A refinance may seem like a basic process and in many cases it is but there are many different elements of the refinance that will come together and make or break it for you. Nobody wants to refinance only to realize that they now owe more on the home than they did before, or that they’ll end up paying more in the long run than they would have. All of the fees, prepayment penalties, closing costs, and reset amortization schedules can and will influence whether or not your refinance is successful.
Aside from the expense of the loan, you also have the break-even point of the loan. The point where the expenses are finally paid off, and you are now saving money on your investment. Some refinances hit the break-even point within a year while others take a bit longer. When the break-even point doesn’t happen for four or five years, you really need to look at the loan and decide whether or not the financial benefit is actually worth it. It’s always a good idea to pay attention to that break-even point and plan accordingly.
Using the FHA Refinance Calculator
In order to get the most out of your refinance, you need to figure out how to get all of the pieces calculated. This you will give you a fairly good idea of what kind of financial impact the refinance will have. A refinance calculator will help you accomplish this step. Refinance calculators enable you to put in all of your information about the loan including your interest rate, loan term, and any additional costs. Once you complete the input, it will spit out an estimate of the financial impact. Some refinance calculators will show you a comparison of your current loan and new loan.

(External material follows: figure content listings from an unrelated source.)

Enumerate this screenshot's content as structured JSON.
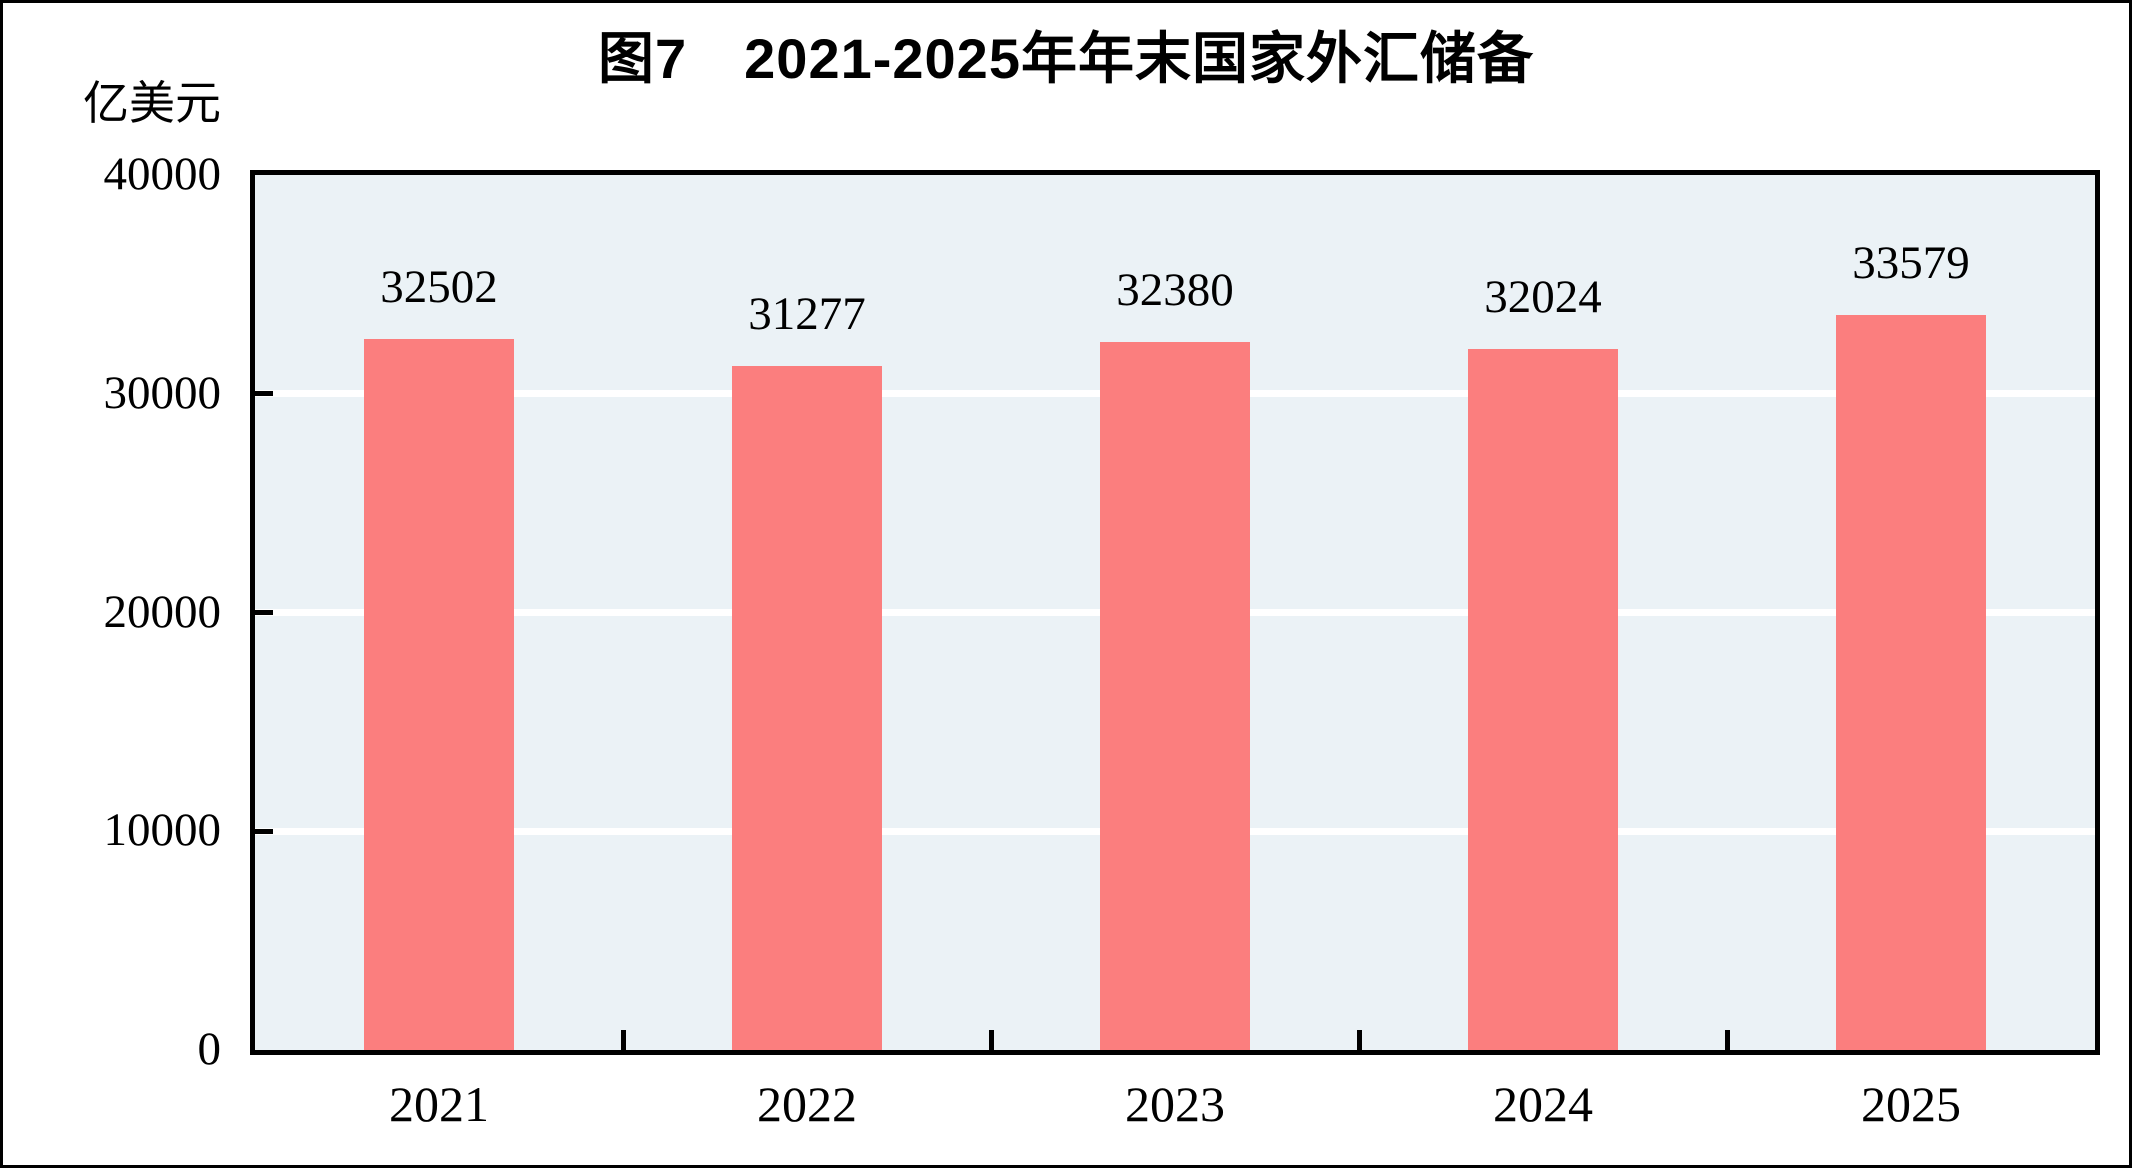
{
  "chart_data": {
    "type": "bar",
    "title": "图7　2021-2025年年末国家外汇储备",
    "unit_label": "亿美元",
    "categories": [
      "2021",
      "2022",
      "2023",
      "2024",
      "2025"
    ],
    "values": [
      32502,
      31277,
      32380,
      32024,
      33579
    ],
    "value_labels": [
      "32502",
      "31277",
      "32380",
      "32024",
      "33579"
    ],
    "ylim": [
      0,
      40000
    ],
    "yticks": [
      0,
      10000,
      20000,
      30000,
      40000
    ],
    "ytick_labels": [
      "0",
      "10000",
      "20000",
      "30000",
      "40000"
    ],
    "xlabel": "",
    "ylabel": "亿美元",
    "grid": true,
    "gridline_levels": [
      10000,
      20000,
      30000
    ],
    "legend": "none",
    "colors": {
      "bar": "#FB7E7E",
      "plot_background": "#EBF2F6",
      "gridline": "#FFFFFF",
      "axis": "#000000",
      "text": "#000000",
      "figure_background": "#FFFFFF"
    }
  }
}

Do some number crunching but before you start getting serious it’s always a good idea to get a few loan quotes, so you have a better idea of what you qualify for. As a general rule of thumb you’ll want quotes from different types of lenders, some national and some local. For the best comparison, you’ll want to get all of the quotes within the same day. With these quotes, you can then put into the calculator and compare to your original loan, as well as your desired loan. The calculator can be a great way to determine which lender will work best for you. Most lenders don’t want to lose your business, so they are often willing to negotiate a better deal, especially if you’ve gotten a better quote.
While a loan calculator isn’t an essential part of the refinance process, nor is it required, but it’s a smart part of the process. Your lender and loan officer can do as much as they are able, and the rest is up to you.